U.S. District Judge Terry Doughty of Louisiana granted an historic injunction in response to our 2022 lawsuit Louisiana and Missouri v. Biden on July 4, 2023. On appeal, the Fifth Circuit affirmed it — twice. Both courts have confirmed that the government’s coordinated campaign to censor domestic speech through private institutions violates the First Amendment rights of millions of Americans. Yet the Biden administration continues to unapologetically coerce platforms into censorship to this day, resulting in an oppressive editorial power that affects every American.

Biden’s attorneys have also made it clear that this administration has no intention of ceasing its unconstitutional conduct. Instead, they’ve expressed the firm intention to continue. That is why this case at the U.S. Supreme Court is so important to our nation. These censorship efforts were never vague or abstract but extremely specific, right down to individual speakers and posts flagged for “misinformation” or “disinformation” because they dared to criticize the government’s narrative. But the government does not have the power to secretly distort the marketplace of ideas or actively manipulate public discourse to suit its needs. Moreover, “a state may not induce, encourage or promote private persons to accomplish what it is constitutionally forbidden to accomplish” (Norwood v. Harrison).

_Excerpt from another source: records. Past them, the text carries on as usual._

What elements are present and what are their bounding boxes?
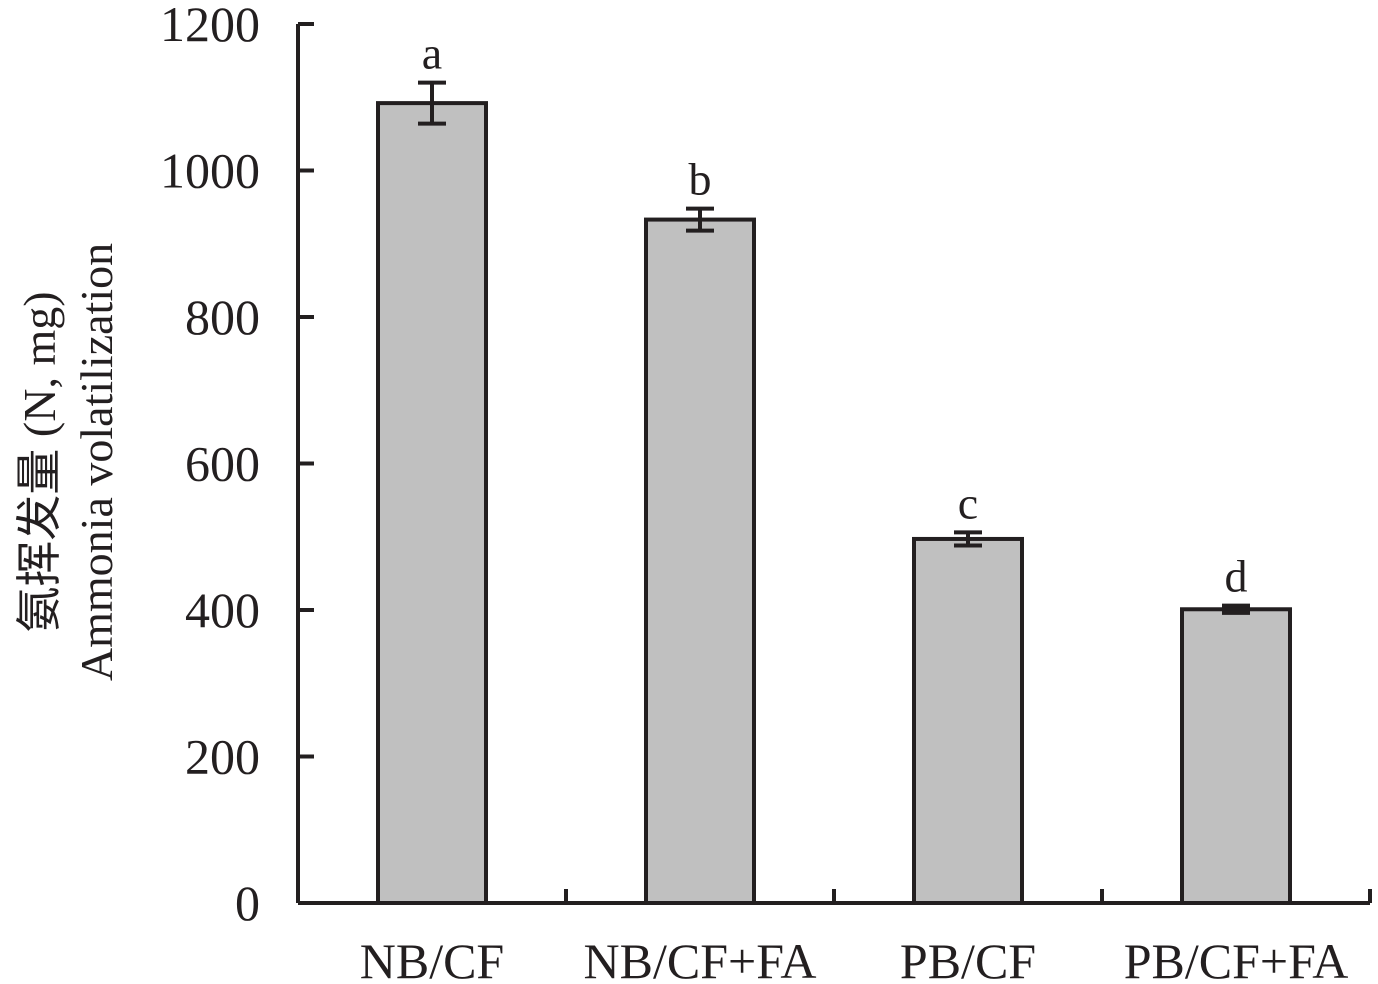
y-tick-label: 400 <box>185 582 260 638</box>
x-category-label: NB/CF+FA <box>584 933 817 984</box>
y-tick-label: 1200 <box>160 0 260 52</box>
bars <box>376 101 1292 906</box>
y-tick-label: 800 <box>185 289 260 345</box>
y-tick-label: 1000 <box>160 143 260 199</box>
significance-letter: b <box>689 154 712 205</box>
significance-letter: c <box>958 477 978 528</box>
significance-letters: a b c d <box>422 28 1248 602</box>
y-axis-title-line1: 氨挥发量 (N, mg) <box>14 291 65 632</box>
x-category-label: PB/CF+FA <box>1124 933 1349 984</box>
error-bars <box>418 80 1250 615</box>
y-tick-label: 0 <box>235 875 260 931</box>
y-axis-title: 氨挥发量 (N, mg) Ammonia volatilization <box>14 243 122 681</box>
axes <box>296 24 1370 905</box>
x-category-label: PB/CF <box>900 933 1036 984</box>
significance-letter: a <box>422 28 442 79</box>
y-tick-label: 600 <box>185 436 260 492</box>
bar <box>376 101 488 906</box>
x-category-label: NB/CF <box>360 933 505 984</box>
x-axis-ticks: NB/CF NB/CF+FA PB/CF PB/CF+FA <box>360 889 1372 984</box>
bar <box>644 217 756 905</box>
y-tick-label: 200 <box>185 729 260 785</box>
bar <box>912 536 1024 905</box>
bar <box>1180 607 1292 906</box>
significance-letter: d <box>1225 551 1248 602</box>
y-axis-ticks: 0 200 400 600 800 1000 1200 <box>160 0 314 931</box>
y-axis-title-line2: Ammonia volatilization <box>71 243 122 681</box>
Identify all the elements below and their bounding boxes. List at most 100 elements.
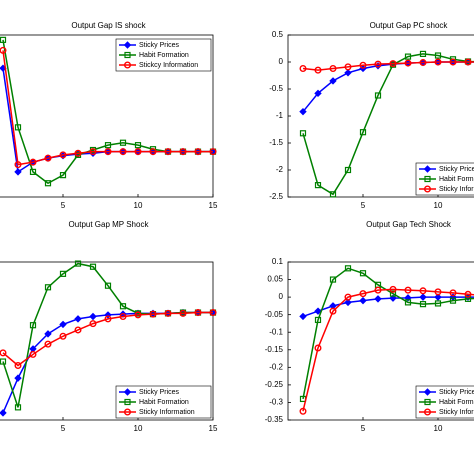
series-line: [302, 288, 474, 412]
marker: [123, 41, 132, 49]
y-tick-label: -0.5: [269, 84, 283, 93]
marker: [404, 299, 412, 306]
marker: [44, 154, 52, 162]
marker: [344, 166, 352, 174]
marker: [59, 320, 67, 329]
marker: [374, 295, 382, 303]
marker: [29, 168, 37, 175]
marker: [59, 172, 67, 179]
x-tick-label: 15: [209, 201, 218, 210]
marker: [299, 407, 307, 415]
marker: [134, 148, 142, 156]
marker: [194, 309, 202, 317]
marker: [344, 293, 352, 301]
marker: [209, 309, 217, 317]
legend-label: Habit Formation: [139, 52, 189, 59]
marker: [464, 58, 472, 66]
marker: [424, 398, 431, 406]
marker: [44, 284, 52, 291]
marker: [209, 148, 217, 156]
chart-title: Output Gap MP Shock: [69, 220, 150, 229]
legend-label: Sticky Information: [439, 186, 474, 193]
marker: [44, 180, 52, 187]
marker: [0, 46, 7, 54]
y-tick-label: 0.05: [267, 275, 283, 284]
marker: [434, 293, 442, 301]
marker: [424, 408, 432, 416]
marker: [134, 311, 142, 319]
marker: [149, 310, 157, 318]
marker: [329, 191, 337, 198]
marker: [434, 288, 442, 296]
chart-title: Output Gap PC shock: [370, 21, 449, 30]
series-line: [302, 61, 474, 71]
series-line: [2, 50, 213, 166]
marker: [344, 298, 352, 307]
x-tick-label: 10: [434, 424, 443, 433]
marker: [344, 69, 352, 77]
marker: [123, 408, 131, 416]
series-line: [2, 311, 213, 367]
marker: [314, 316, 322, 324]
marker: [449, 58, 457, 66]
marker: [0, 409, 7, 417]
marker: [164, 148, 172, 156]
marker: [374, 286, 382, 294]
marker: [389, 60, 397, 68]
x-tick-label: 5: [361, 424, 366, 433]
x-tick-label: 10: [134, 424, 143, 433]
y-tick-label: 0: [279, 292, 284, 301]
marker: [29, 350, 37, 358]
marker: [434, 58, 442, 66]
chart-title: Output Gap Tech Shock: [366, 220, 452, 229]
marker: [179, 309, 187, 317]
marker: [359, 296, 367, 305]
chart-title: Output Gap IS shock: [71, 21, 146, 30]
x-tick-label: 15: [209, 424, 218, 433]
marker: [89, 320, 97, 328]
marker: [314, 182, 322, 189]
marker: [329, 77, 337, 85]
marker: [464, 295, 472, 302]
marker: [314, 66, 322, 74]
marker: [59, 332, 67, 340]
marker: [74, 260, 82, 267]
x-tick-label: 5: [61, 424, 66, 433]
y-tick-label: 0: [279, 57, 284, 66]
marker: [74, 315, 82, 323]
marker: [299, 64, 307, 72]
marker: [359, 290, 367, 298]
marker: [419, 301, 427, 308]
marker: [164, 309, 172, 317]
marker: [389, 290, 397, 297]
marker: [404, 59, 412, 67]
marker: [59, 270, 67, 277]
marker: [419, 287, 427, 295]
y-tick-label: -0.2: [269, 362, 283, 371]
y-tick-label: -1: [276, 111, 284, 120]
marker: [389, 285, 397, 293]
marker: [124, 398, 131, 406]
marker: [104, 148, 112, 156]
marker: [344, 265, 352, 272]
marker: [14, 374, 22, 382]
marker: [119, 313, 127, 321]
marker: [404, 53, 412, 60]
marker: [179, 148, 187, 156]
marker: [89, 148, 97, 156]
marker: [14, 161, 22, 169]
marker: [14, 361, 22, 369]
marker: [359, 129, 367, 136]
marker: [419, 50, 427, 58]
x-tick-label: 10: [134, 201, 143, 210]
marker: [89, 312, 97, 321]
marker: [29, 322, 37, 329]
y-tick-label: -0.05: [265, 310, 284, 319]
marker: [124, 51, 131, 59]
marker: [119, 303, 127, 310]
marker: [14, 124, 22, 131]
legend-label: Stickcy Information: [139, 62, 198, 69]
marker: [423, 165, 432, 173]
marker: [123, 388, 132, 396]
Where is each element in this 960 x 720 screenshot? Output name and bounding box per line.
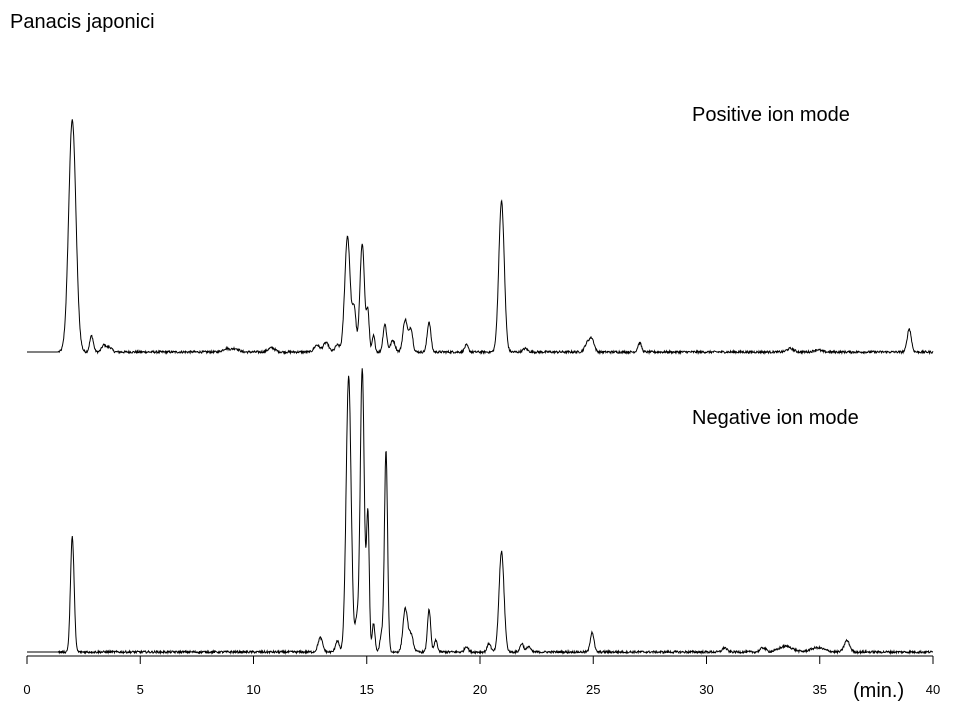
x-tick-label-20: 20 <box>473 682 487 697</box>
positive-trace-group: Positive ion mode <box>27 104 934 356</box>
x-axis-ticks: 0 5 10 15 20 25 30 35 40 <box>23 656 940 697</box>
x-axis-unit-label: (min.) <box>853 680 904 702</box>
x-tick-label-0: 0 <box>23 682 30 697</box>
x-tick-label-25: 25 <box>586 682 600 697</box>
x-tick-label-40: 40 <box>926 682 940 697</box>
negative-ion-label: Negative ion mode <box>692 407 859 429</box>
positive-ion-trace <box>27 119 934 356</box>
chart-title: Panacis japonici <box>10 11 155 33</box>
x-tick-label-10: 10 <box>246 682 260 697</box>
x-axis: 0 5 10 15 20 25 30 35 40 (min.) <box>23 655 940 702</box>
negative-ion-trace <box>27 368 933 656</box>
x-tick-label-5: 5 <box>137 682 144 697</box>
negative-trace-group: Negative ion mode <box>27 368 933 656</box>
x-tick-label-30: 30 <box>699 682 713 697</box>
x-tick-label-35: 35 <box>813 682 827 697</box>
positive-ion-label: Positive ion mode <box>692 104 850 126</box>
x-tick-label-15: 15 <box>360 682 374 697</box>
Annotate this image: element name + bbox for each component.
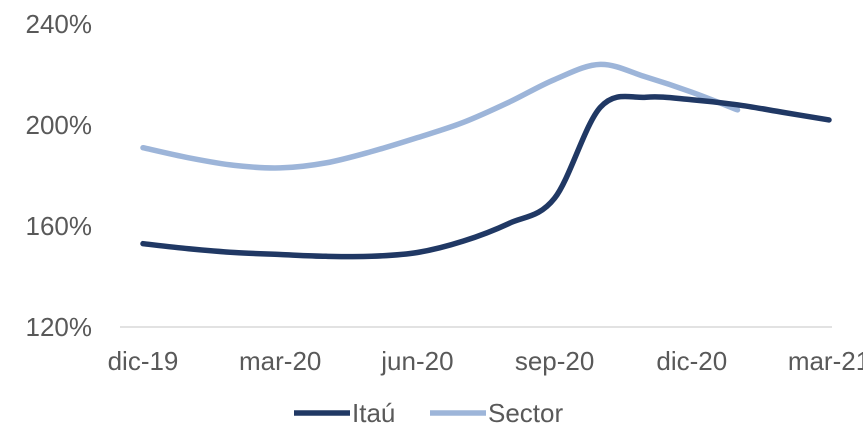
- x-tick-label: dic-19: [108, 346, 179, 376]
- x-tick-label: jun-20: [380, 346, 453, 376]
- x-tick-label: dic-20: [656, 346, 727, 376]
- legend: Itaú Sector: [294, 398, 563, 428]
- y-tick-label: 160%: [26, 211, 93, 241]
- x-axis-ticks: dic-19 mar-20 jun-20 sep-20 dic-20 mar-21: [108, 346, 863, 376]
- legend-label: Sector: [488, 398, 563, 428]
- series-line-ita-: [140, 93, 832, 260]
- series-lines: [140, 61, 832, 260]
- legend-label: Itaú: [352, 398, 395, 428]
- y-tick-label: 240%: [26, 9, 93, 39]
- x-tick-label: mar-21: [788, 346, 863, 376]
- y-tick-label: 120%: [26, 312, 93, 342]
- series-line-sector: [140, 61, 741, 171]
- x-tick-label: sep-20: [515, 346, 595, 376]
- x-tick-label: mar-20: [239, 346, 321, 376]
- y-tick-label: 200%: [26, 110, 93, 140]
- y-axis-ticks: 120% 160% 200% 240%: [26, 9, 93, 342]
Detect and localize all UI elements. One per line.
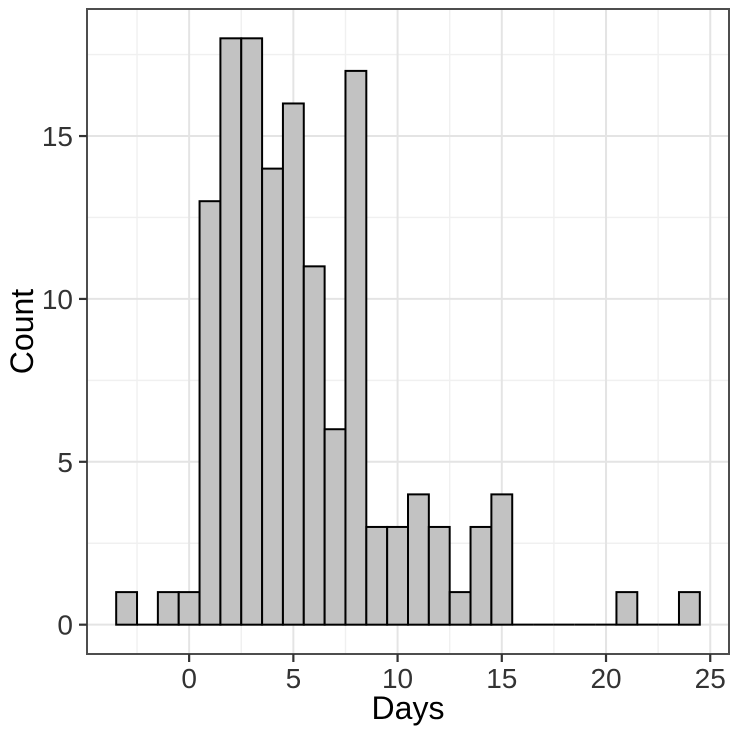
- y-tick-label: 10: [42, 284, 73, 315]
- x-tick-label: 20: [590, 663, 621, 694]
- y-axis-ticks: 0 5 10 15: [42, 121, 87, 641]
- histogram-bar: [490, 493, 514, 626]
- histogram-bar: [156, 591, 180, 626]
- histogram-bar: [198, 200, 222, 626]
- histogram-bar: [344, 69, 368, 626]
- x-tick-label: 5: [286, 663, 302, 694]
- histogram-bar: [677, 591, 701, 626]
- histogram-bar: [261, 167, 284, 626]
- histogram-bar: [240, 37, 264, 626]
- x-axis-ticks: 0 5 10 15 20 25: [181, 654, 726, 694]
- histogram-bar: [407, 493, 430, 626]
- histogram-bar: [177, 591, 201, 626]
- histogram-bar: [281, 102, 305, 626]
- y-axis-title: Count: [4, 289, 40, 375]
- histogram-bar: [427, 525, 451, 626]
- histogram-bar: [302, 265, 326, 626]
- histogram-bar: [115, 591, 139, 626]
- histogram-bar: [469, 525, 493, 626]
- x-tick-label: 25: [695, 663, 726, 694]
- bars-layer: [115, 37, 701, 626]
- x-axis-title: Days: [372, 690, 445, 726]
- histogram-bar: [219, 37, 243, 626]
- histogram-bar: [386, 525, 410, 626]
- histogram-bar: [323, 428, 347, 626]
- panel-border: [86, 8, 730, 655]
- histogram-bar: [448, 591, 472, 626]
- y-tick-label: 0: [57, 610, 73, 641]
- x-tick-label: 10: [382, 663, 413, 694]
- y-tick-label: 5: [57, 447, 73, 478]
- y-tick-label: 15: [42, 121, 73, 152]
- histogram-bar: [615, 591, 639, 626]
- x-tick-label: 15: [486, 663, 517, 694]
- x-tick-label: 0: [181, 663, 197, 694]
- histogram-bar: [365, 525, 389, 626]
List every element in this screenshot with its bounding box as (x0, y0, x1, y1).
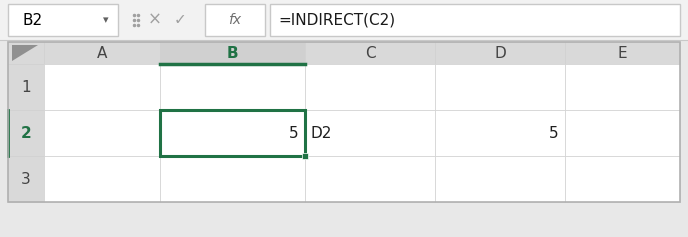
Text: 2: 2 (21, 126, 32, 141)
Text: E: E (618, 46, 627, 60)
Bar (565, 110, 680, 156)
Bar (435, 110, 565, 156)
Text: 3: 3 (21, 172, 31, 187)
Text: ×: × (148, 11, 162, 29)
Bar (44, 42, 160, 64)
Text: A: A (97, 46, 107, 60)
Bar (8, 4, 118, 36)
Bar (160, 110, 305, 156)
Bar (565, 64, 680, 110)
Text: D2: D2 (311, 126, 332, 141)
Text: ▾: ▾ (103, 15, 109, 25)
Text: B2: B2 (22, 13, 42, 27)
Text: 1: 1 (21, 79, 31, 95)
Bar (305, 42, 435, 64)
Bar (8, 42, 44, 64)
Text: ✓: ✓ (173, 13, 186, 27)
Bar (565, 42, 680, 64)
Bar (44, 156, 160, 202)
Text: =INDIRECT(C2): =INDIRECT(C2) (278, 13, 395, 27)
Bar (435, 156, 565, 202)
Bar (160, 42, 305, 64)
Text: fx: fx (228, 13, 241, 27)
Bar (305, 64, 435, 110)
Bar (270, 4, 680, 36)
Bar (160, 156, 305, 202)
Bar (435, 42, 565, 64)
Text: 5: 5 (290, 126, 299, 141)
Bar (8, 42, 680, 202)
Bar (0, 0, 688, 40)
Bar (8, 42, 680, 202)
Bar (205, 4, 265, 36)
Bar (435, 64, 565, 110)
Text: C: C (365, 46, 376, 60)
Polygon shape (12, 45, 38, 61)
Bar (160, 110, 305, 156)
Bar (565, 156, 680, 202)
Text: 5: 5 (550, 126, 559, 141)
Bar (305, 156, 435, 202)
Bar (8, 156, 44, 202)
Bar (44, 64, 160, 110)
Bar (44, 110, 160, 156)
Bar (8, 110, 44, 156)
Bar (302, 153, 308, 159)
Bar (8, 64, 44, 110)
Text: B: B (226, 46, 238, 60)
Text: D: D (494, 46, 506, 60)
Bar (160, 64, 305, 110)
Bar (305, 110, 435, 156)
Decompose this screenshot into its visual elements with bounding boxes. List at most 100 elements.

Our limited discovery has uncovered extensive suppression of speech that goes against the fundamental nature of American liberty. For our government, its institutions, or its officials to actively censor protected speech strikes at the core of who we are as citizens of a free nation with a government created by the people, for the people.

I invite you to listen to our oral argument on March 18, where evidence rather than Orwellian “eloquence” will be front and center.

Liz Murrill is the Attorney General of Louisiana. She previously served as the state’s Solicitor General and has been with this case from the beginning. The case is Murthy v. Missouri, No. 23-411 in the Supreme Court of the United States.